A Dragon At The Gate is a fast paced, harrowing cyberpunk novel inspired by Greek Mythology, a favorite arena for Michael which he has shown great skill in manipulating. He does so again here, mixing the cybernetic future with mythology to create a non stop thrill ride through Earth of the future as a rogue alien artificial intelligence seeks to take over the world, aided by nefarious business leaders and a greedy global conglomerate, both unwitting to the ends the A.I. will go to achieve its goals.

Virtually alone in the fight to stop the A.I. is Michael Flynn, a man caught up in events way over his head. With only a mysterious “bodyguard” and an A.I. of his own, Michael must navigate anew both his alliances, and his own friends, who have changed in the three months he lay in a coma.

Matters get even more complicated as something begins to awaken in the crashed alien ship on the moon, forcing Flynn to make ever harder choices as he finds himself caught in a battle for the fate of both the Earth, and the future of humanity.

Michael’s narrative style is fast paced, often sliding into a conversational tone, making the book a fun read.

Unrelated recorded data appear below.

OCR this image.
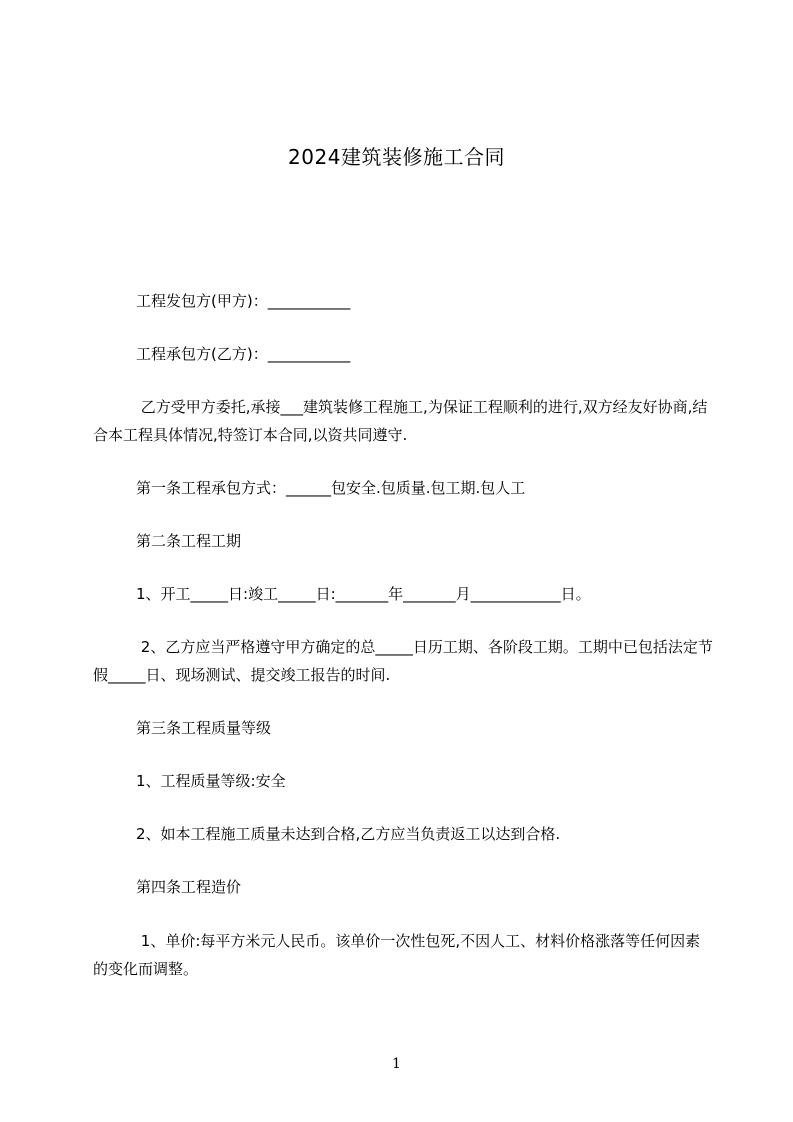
2024建筑装修施工合同
工程发包方(甲方)：___________
工程承包方(乙方)：___________
乙方受甲方委托,承接___建筑装修工程施工,为保证工程顺利的进行,双方经友好协商,结合本工程具体情况,特签订本合同,以资共同遵守.
第一条工程承包方式：______包安全.包质量.包工期.包人工
第二条工程工期
1、开工_____日:竣工_____日:_______年_______月____________日。
2、乙方应当严格遵守甲方确定的总_____日历工期、各阶段工期。工期中已包括法定节假_____日、现场测试、提交竣工报告的时间.
第三条工程质量等级
1、工程质量等级:安全
2、如本工程施工质量未达到合格,乙方应当负责返工以达到合格.
第四条工程造价
1、单价:每平方米元人民币。该单价一次性包死,不因人工、材料价格涨落等任何因素的变化而调整。
1
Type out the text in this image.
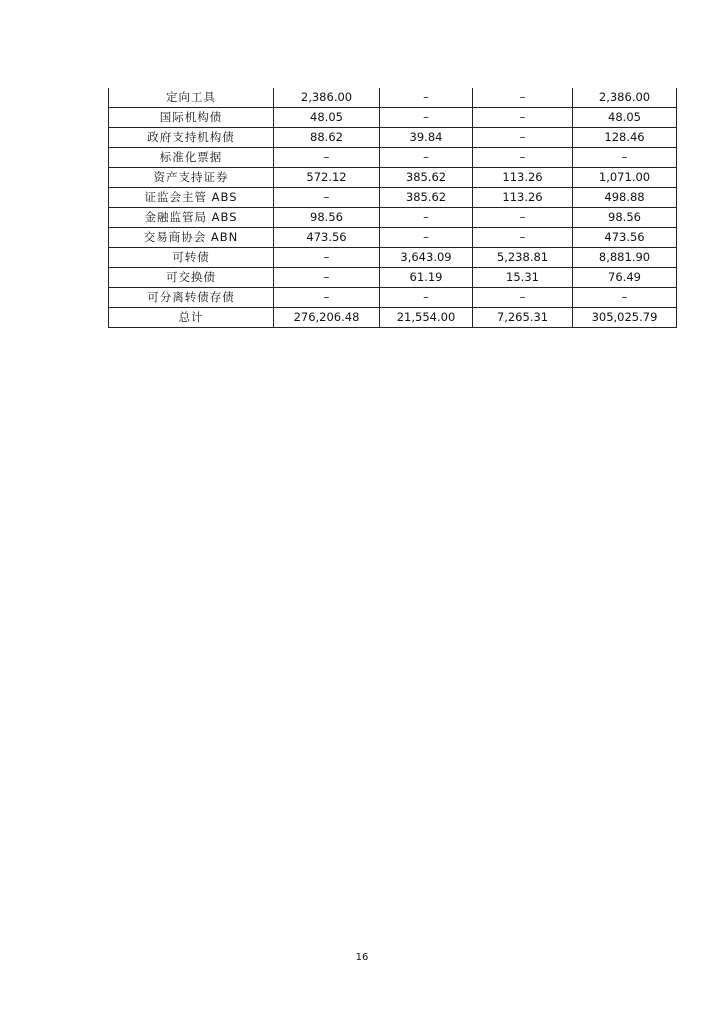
定向工具	2,386.00	–	–	2,386.00
国际机构债	48.05	–	–	48.05
政府支持机构债	88.62	39.84	–	128.46
标准化票据	–	–	–	–
资产支持证券	572.12	385.62	113.26	1,071.00
证监会主管 ABS	–	385.62	113.26	498.88
金融监管局 ABS	98.56	–	–	98.56
交易商协会 ABN	473.56	–	–	473.56
可转债	–	3,643.09	5,238.81	8,881.90
可交换债	–	61.19	15.31	76.49
可分离转债存债	–	–	–	–
总计	276,206.48	21,554.00	7,265.31	305,025.79
16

He never tells you what happens, he relates it, which is a hallmark of the great writers.

His characters are vivid, relatable, and even his dark cyberpunk future has a sense of fun to it. No matter how grim and dark the story may be, you can count on his the exceptional characters to wisecrack their way out of it, and failing that, shoot the whole damn place up before diving out a window and running for their lives.

The plot takes a number of surprising twists and turns, leading to a finale that is both intense, and imaginative, while never feeling out of place, or from left field. Just a great read, all the way through. I highly recommend it, and not just because Michael has promised me two donkeys.

Why do I need two donkeys? I have my reasons.

A Dragon At The Gate is available as of today, so do yourself a favor, and go pick it up. Then pick up all Michael’s other books, cause he’s a damn great writer, and everything he touches is brilliant, golden, funny, and well done.